Ben Scotti

No. 48, 28
- Position: Defensive back

Personal information
- Born: June 9, 1937 Newark, New Jersey, U.S.
- Died: March 13, 2025 (aged 87)
- Listed height: 6 ft 1 in (1.85 m)
- Listed weight: 185 lb (84 kg)

Career information
- High school: St. Benedict's (Newark)
- College: Maryland
- NFL draft: 1959 (undrafted)

Career history
- Washington Redskins (1959–1961); Philadelphia Eagles (1962–1963); San Francisco 49ers (1964);

Awards and highlights
- First-team All-ACC (1958);

Career NFL statistics
- Interceptions: 10
- Fumble recoveries: 2
- Sacks: 1
- Stats at Pro Football Reference

= Ben Scotti =

American football player (1937–2025)

Benjamin Joseph Scotti (June 9, 1937 – March 13, 2025) was an American producer and football defensive back in the National Football League (NFL).

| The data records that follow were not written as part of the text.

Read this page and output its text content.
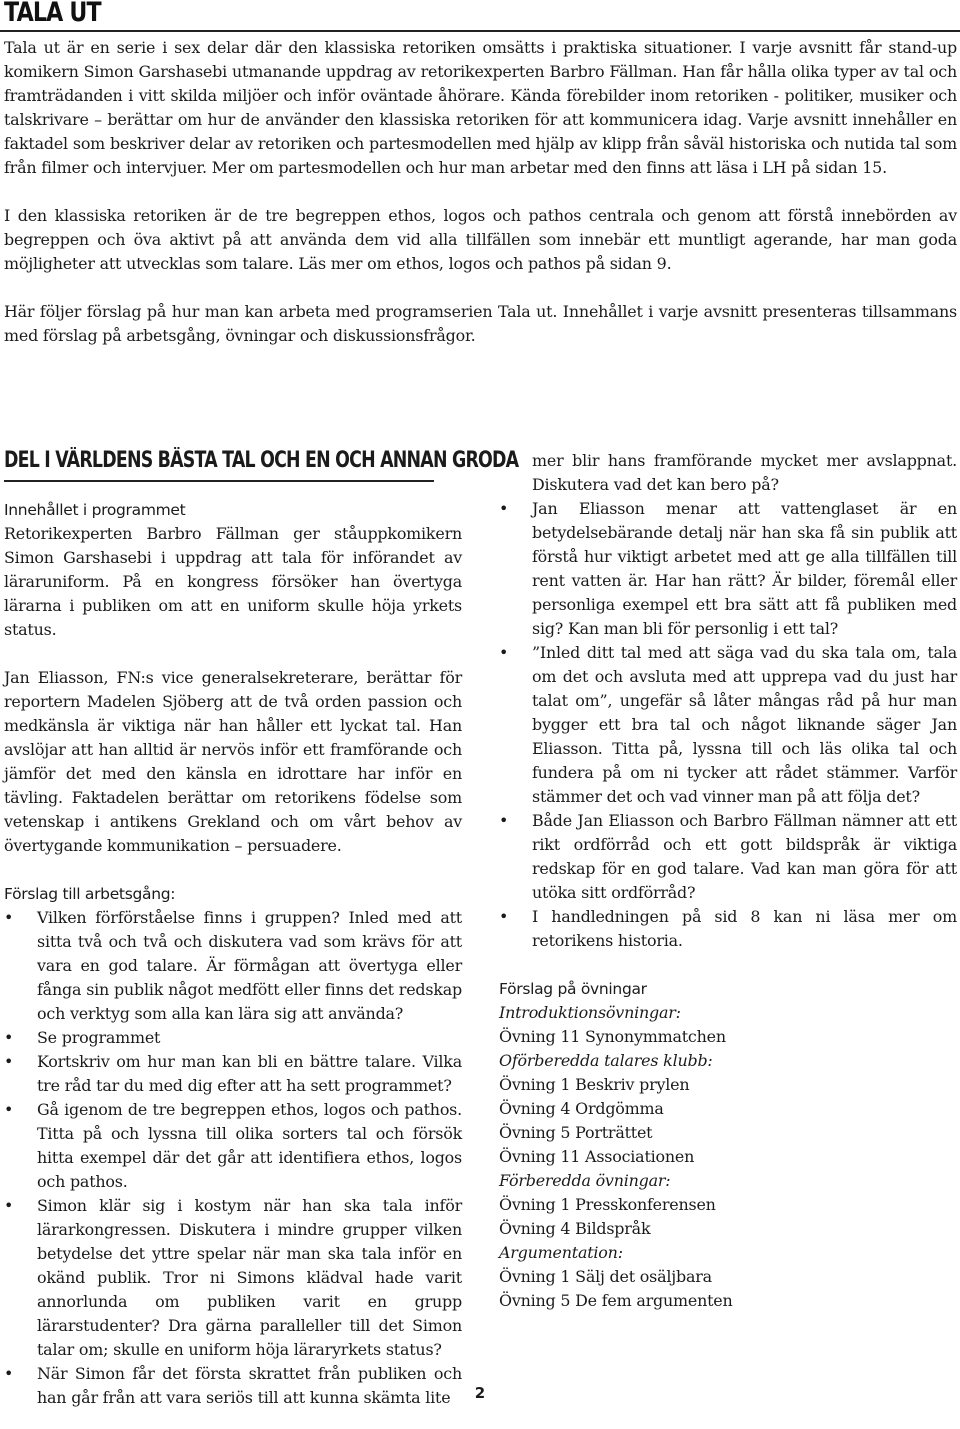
TALA UT

Tala ut är en serie i sex delar där den klassiska retoriken omsätts i praktiska situationer. I varje avsnitt får stand-up komikern Simon Garshasebi utmanande uppdrag av retorikexperten Barbro Fällman. Han får hålla olika typer av tal och framträdanden i vitt skilda miljöer och inför oväntade åhörare. Kända förebilder inom retoriken - politiker, musiker och talskrivare – berättar om hur de använder den klassiska retoriken för att kommunicera idag. Varje avsnitt innehåller en faktadel som beskriver delar av retoriken och partesmodellen med hjälp av klipp från såväl historiska och nutida tal som från filmer och intervjuer. Mer om partesmodellen och hur man arbetar med den finns att läsa i LH på sidan 15.

I den klassiska retoriken är de tre begreppen ethos, logos och pathos centrala och genom att förstå innebörden av begreppen och öva aktivt på att använda dem vid alla tillfällen som innebär ett muntligt agerande, har man goda möjligheter att utvecklas som talare. Läs mer om ethos, logos och pathos på sidan 9.

Här följer förslag på hur man kan arbeta med programserien Tala ut. Innehållet i varje avsnitt presenteras tillsammans med förslag på arbetsgång, övningar och diskussionsfrågor.

DEL I VÄRLDENS BÄSTA TAL OCH EN OCH ANNAN GRODA

Innehållet i programmet

Retorikexperten Barbro Fällman ger ståuppkomikern Simon Garshasebi i uppdrag att tala för införandet av läraruniform. På en kongress försöker han övertyga lärarna i publiken om att en uniform skulle höja yrkets status.

Jan Eliasson, FN:s vice generalsekreterare, berättar för reportern Madelen Sjöberg att de två orden passion och medkänsla är viktiga när han håller ett lyckat tal. Han avslöjar att han alltid är nervös inför ett framförande och jämför det med den känsla en idrottare har inför en tävling. Faktadelen berättar om retorikens födelse som vetenskap i antikens Grekland och om vårt behov av övertygande kommunikation – persuadere.

Förslag till arbetsgång:

• Vilken förförståelse finns i gruppen? Inled med att sitta två och två och diskutera vad som krävs för att vara en god talare. Är förmågan att övertyga eller fånga sin publik något medfött eller finns det redskap och verktyg som alla kan lära sig att använda?
• Se programmet
• Kortskriv om hur man kan bli en bättre talare. Vilka tre råd tar du med dig efter att ha sett programmet?
• Gå igenom de tre begreppen ethos, logos och pathos. Titta på och lyssna till olika sorters tal och försök hitta exempel där det går att identifiera ethos, logos och pathos.
• Simon klär sig i kostym när han ska tala inför lärarkongressen. Diskutera i mindre grupper vilken betydelse det yttre spelar när man ska tala inför en okänd publik. Tror ni Simons klädval hade varit annorlunda om publiken varit en grupp lärarstudenter? Dra gärna paralleller till det Simon talar om; skulle en uniform höja läraryrkets status?
• När Simon får det första skrattet från publiken och han går från att vara seriös till att kunna skämta lite

mer blir hans framförande mycket mer avslappnat. Diskutera vad det kan bero på?

• Jan Eliasson menar att vattenglaset är en betydelsebärande detalj när han ska få sin publik att förstå hur viktigt arbetet med att ge alla tillfällen till rent vatten är. Har han rätt? Är bilder, föremål eller personliga exempel ett bra sätt att få publiken med sig? Kan man bli för personlig i ett tal?
• ”Inled ditt tal med att säga vad du ska tala om, tala om det och avsluta med att upprepa vad du just har talat om”, ungefär så låter mångas råd på hur man bygger ett bra tal och något liknande säger Jan Eliasson. Titta på, lyssna till och läs olika tal och fundera på om ni tycker att rådet stämmer. Varför stämmer det och vad vinner man på att följa det?
• Både Jan Eliasson och Barbro Fällman nämner att ett rikt ordförråd och ett gott bildspråk är viktiga redskap för en god talare. Vad kan man göra för att utöka sitt ordförråd?
• I handledningen på sid 8 kan ni läsa mer om retorikens historia.

Förslag på övningar

Introduktionsövningar:
Övning 11 Synonymmatchen
Oförberedda talares klubb:
Övning 1 Beskriv prylen
Övning 4 Ordgömma
Övning 5 Porträttet
Övning 11 Associationen
Förberedda övningar:
Övning 1 Presskonferensen
Övning 4 Bildspråk
Argumentation:
Övning 1 Sälj det osäljbara
Övning 5 De fem argumenten
2
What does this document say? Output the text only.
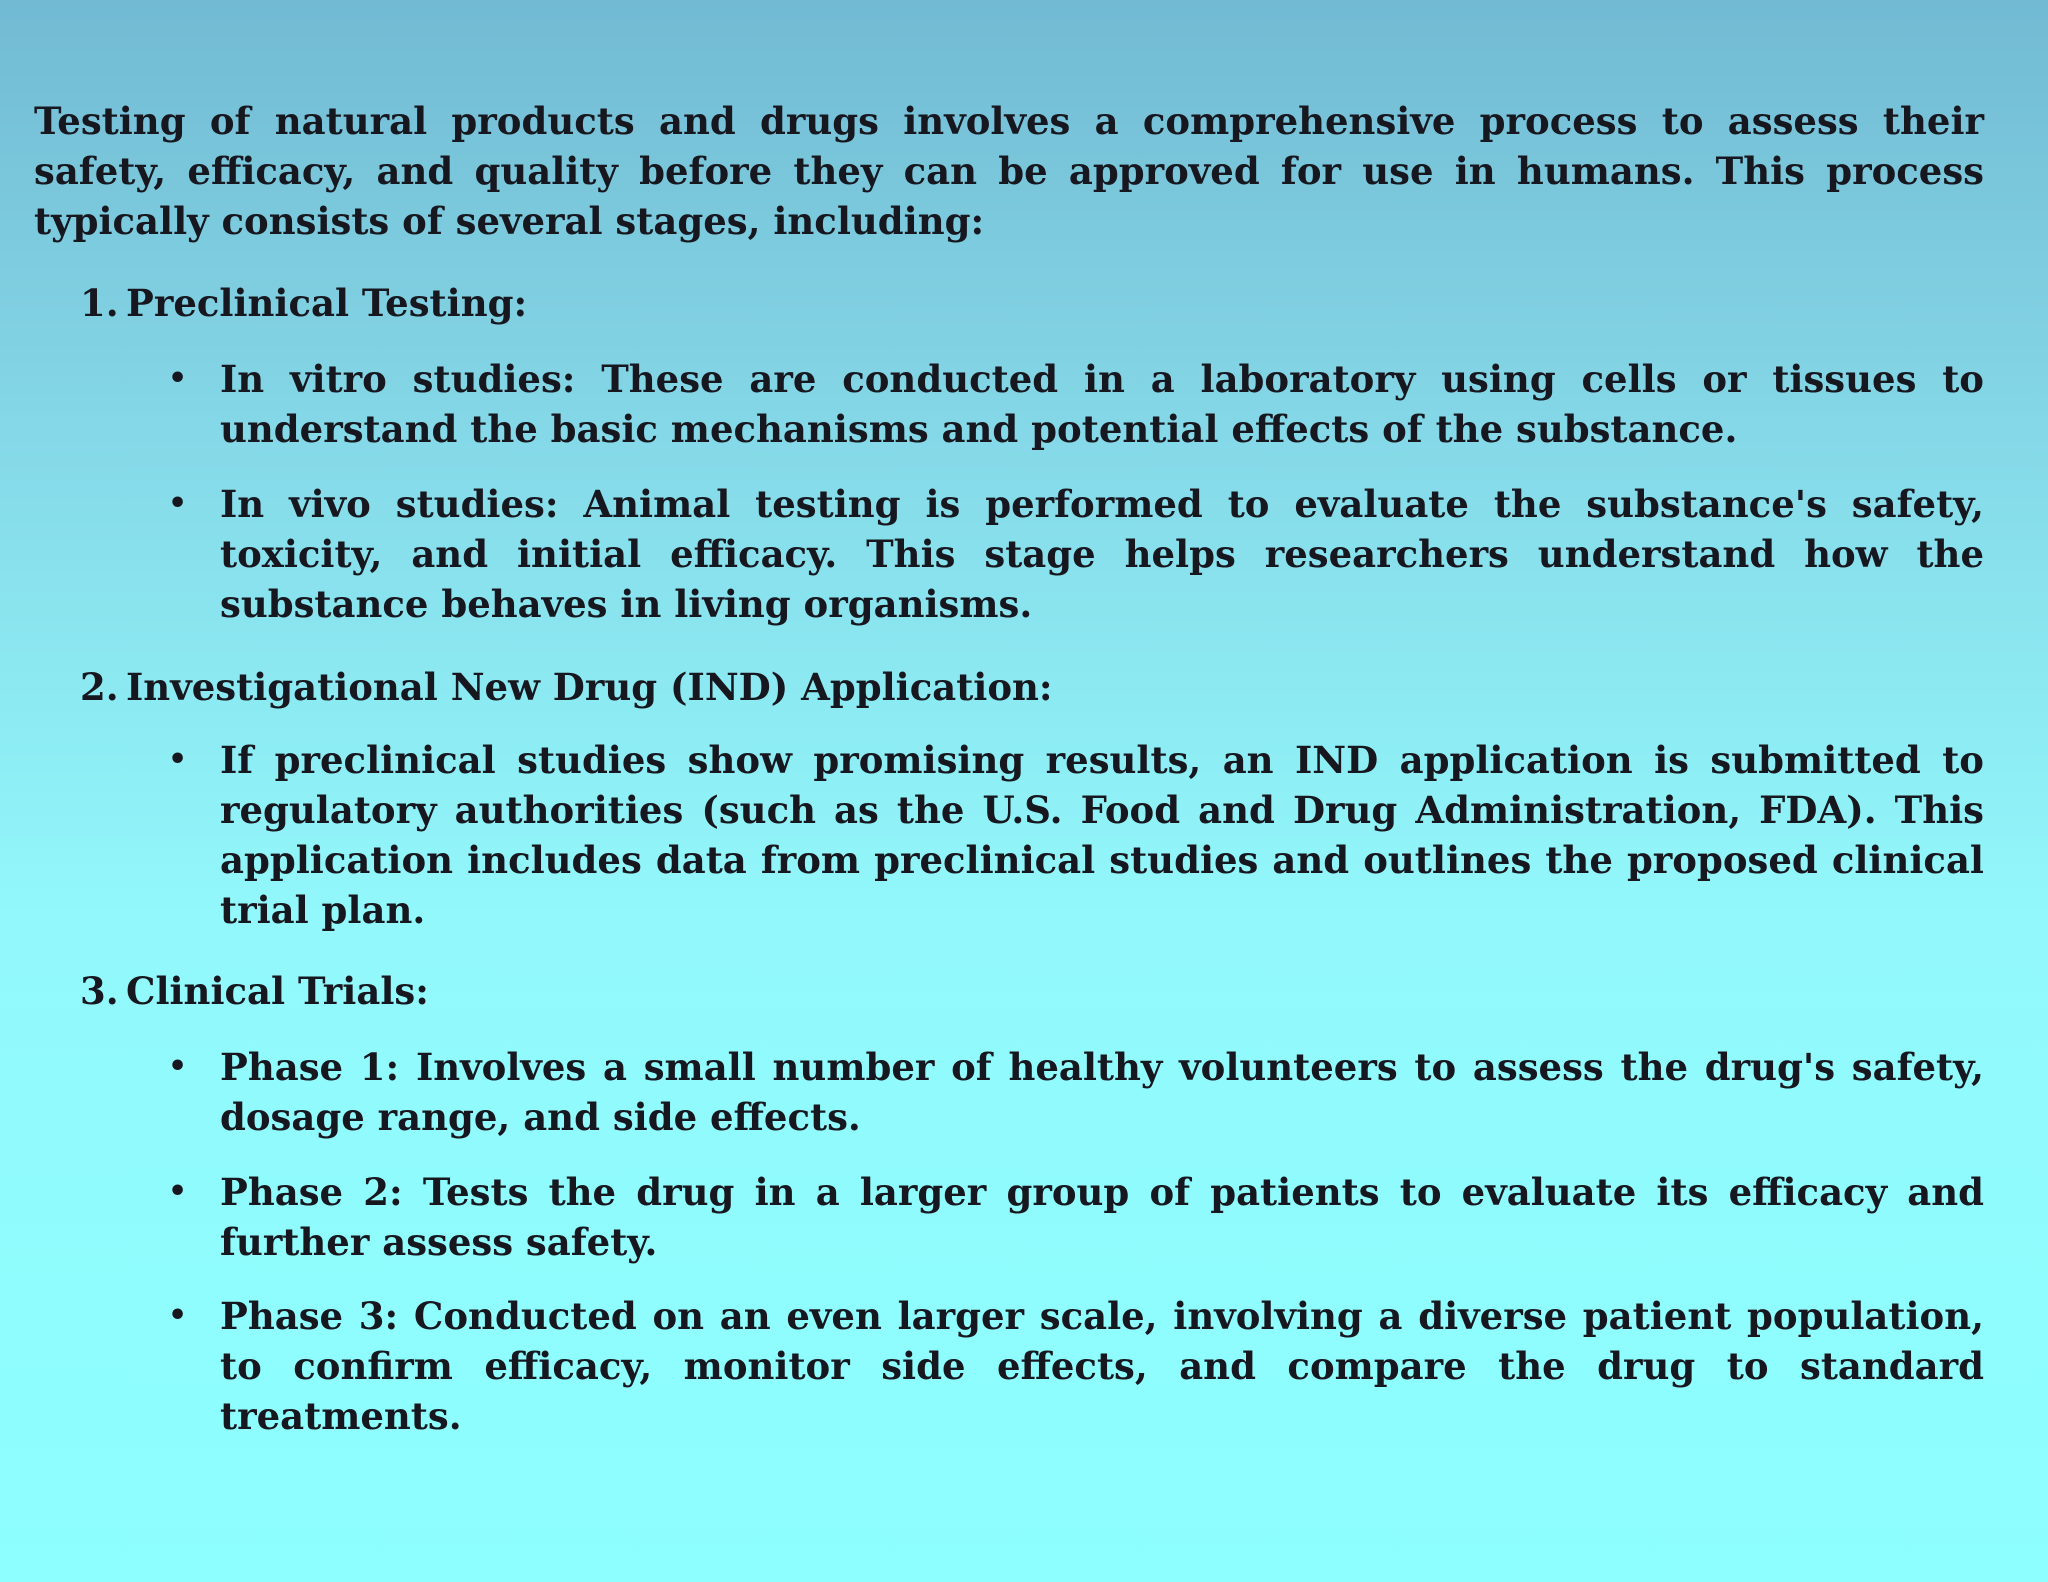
Testing of natural products and drugs involves a comprehensive process to assess their safety, efficacy, and quality before they can be approved for use in humans. This process typically consists of several stages, including:

1. Preclinical Testing:

• In vitro studies: These are conducted in a laboratory using cells or tissues to understand the basic mechanisms and potential effects of the substance.

• In vivo studies: Animal testing is performed to evaluate the substance's safety, toxicity, and initial efficacy. This stage helps researchers understand how the substance behaves in living organisms.

2. Investigational New Drug (IND) Application:

• If preclinical studies show promising results, an IND application is submitted to regulatory authorities (such as the U.S. Food and Drug Administration, FDA). This application includes data from preclinical studies and outlines the proposed clinical trial plan.

3. Clinical Trials:

• Phase 1: Involves a small number of healthy volunteers to assess the drug's safety, dosage range, and side effects.

• Phase 2: Tests the drug in a larger group of patients to evaluate its efficacy and further assess safety.

• Phase 3: Conducted on an even larger scale, involving a diverse patient population, to confirm efficacy, monitor side effects, and compare the drug to standard treatments.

A graduate of the University of Maryland (1959), Scotti played for the Washington Redskins (1959–1961), the Philadelphia Eagles (1962–1963), and the San Francisco 49ers (1964). In late November 1963, Scotti received brief national attention when he precipitated a fight with teammate John Mellekas that sent Mellekas to the hospital. He is the brother of media mogul Tony Scotti, with whom he co-produced a few television programs, most notably the lifeguard drama Baywatch, and also co-founded the Scotti Bros. record label which released music by artists such as Leif Garrett, Survivor and "Weird Al" Yankovic until the label was dissolved in the mid-1990s. He went on to form Banders. Scotti was portrayed by Will Forte in the 2022 film Weird: The Al Yankovic Story; the film is a satirical biopic loosely based on Yankovic's own life in which "Weird Al" is portrayed by Daniel Radcliffe.

Scotti died on March 13, 2025, at the age of 87.